In the second round of meetings, at the latter end of February, the chosen destinations were instead Terni and Milan. Attendees had a detailed look into the future of the Turkish economy, which has been named as an emerging market in 2018 by The Spectator Index.
Italian investors also learnt about available business opportunities, especially in essential sectors such as energy and the automotive industries.
Arda Ermut, the ISPAT president, said the energy sector had the potential for 100 billion USD of foreign investments, while Turkey’s mega projects of which most are based on a public-private partnership model, would allow Italian investors to contribute towards Turkey’s infrastructure.
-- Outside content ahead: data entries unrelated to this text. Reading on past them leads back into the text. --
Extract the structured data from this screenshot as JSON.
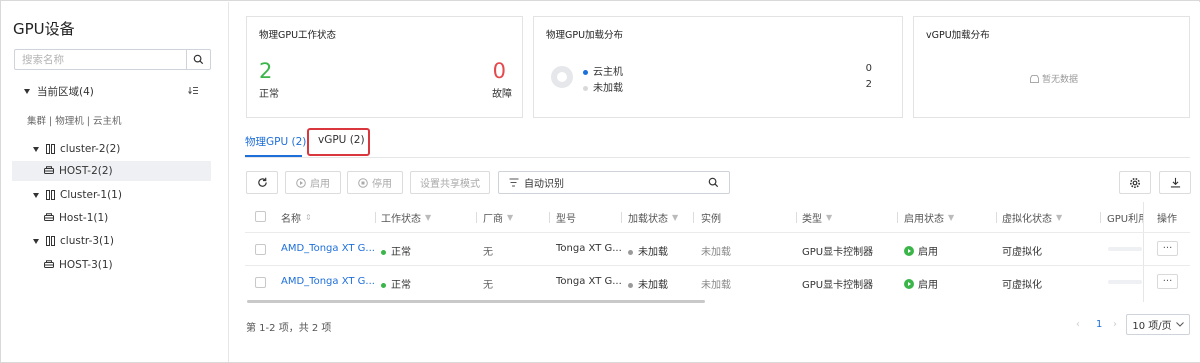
{
  "sidebar": {
    "title": "GPU设备",
    "search_placeholder": "搜索名称",
    "region": "当前区域(4)",
    "path": "集群 | 物理机 | 云主机",
    "tree": {
      "c1": "cluster-2(2)",
      "h1": "HOST-2(2)",
      "c2": "Cluster-1(1)",
      "h2": "Host-1(1)",
      "c3": "clustr-3(1)",
      "h3": "HOST-3(1)"
    }
  },
  "cards": {
    "status": {
      "title": "物理GPU工作状态",
      "normal_count": "2",
      "normal_label": "正常",
      "fault_count": "0",
      "fault_label": "故障"
    },
    "load": {
      "title": "物理GPU加载分布",
      "items": [
        {
          "label": "云主机",
          "value": "0"
        },
        {
          "label": "未加载",
          "value": "2"
        }
      ]
    },
    "vgpu": {
      "title": "vGPU加载分布",
      "empty": "暂无数据"
    }
  },
  "tabs": [
    {
      "label": "物理GPU (2)"
    },
    {
      "label": "vGPU  (2)"
    }
  ],
  "toolbar": {
    "start": "启用",
    "stop": "停用",
    "share": "设置共享模式",
    "filter": "自动识别"
  },
  "table": {
    "headers": [
      "名称",
      "工作状态",
      "厂商",
      "型号",
      "加载状态",
      "实例",
      "类型",
      "启用状态",
      "虚拟化状态",
      "GPU利用",
      "操作"
    ],
    "rows": [
      {
        "name": "AMD_Tonga XT G...",
        "status": "正常",
        "vendor": "无",
        "model": "Tonga XT G...",
        "load": "未加载",
        "instance": "未加载",
        "type": "GPU显卡控制器",
        "enabled": "启用",
        "virt": "可虚拟化",
        "actions": "···"
      },
      {
        "name": "AMD_Tonga XT G...",
        "status": "正常",
        "vendor": "无",
        "model": "Tonga XT G...",
        "load": "未加载",
        "instance": "未加载",
        "type": "GPU显卡控制器",
        "enabled": "启用",
        "virt": "可虚拟化",
        "actions": "···"
      }
    ]
  },
  "pagination": {
    "summary": "第 1-2 项，共 2 项",
    "page": "1",
    "page_size": "10 项/页"
  },
  "colors": {
    "accent": "#1e6fd9",
    "success": "#3bb54a",
    "danger": "#e5484d",
    "highlight_border": "#d9363e",
    "muted_dot": "#9a9a9a"
  }
}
The ISPAT president also stressed the advantages of Turkey compared to other emerging markets such as a strategic global position, a growing economy, and a large skilled workforce.
Over the last 15 years, Italian investment in Turkey has grown to 3.1 billion USD because of 1,400 Italian companies choosing to do business in the country, often because of the attractive incentives offered.
With a mutual business relationship that dates from the Ottoman era, Turkey holds Italy in high esteem, more so, since the country approved of their EU membership application while others rebuffed it.
Many meetings and think tank sessions have taken place between the two countries over many years including intergovernmental summits in 2012, and Turkish Italian forums in 2010 and 2011.
Italy and Turkey are already close business partners with a mutual import/export volume of roughly 19 billion USD.
In 2017, Turkey imported 11 billion USD worth of goods from Italy, while exporting 8.5 billion USD of goods made Italy, the sixth most important country for Turkish exports.
Turkey currently ranks as the 13th biggest economy in the world but is not happy to settle for anything less than 10th position as listed in their 2023 Vision plan.
Attracting more FDI is an integral part of their program as they are currently courting many other nations including Africa and China. They already have stable relations with many European countries through export and import industries.
In 2017, net FDI inflow to Turkey nearly hit 11 billion USD. Significant sectors included retail, real estate, wholesale trade and manufacturing.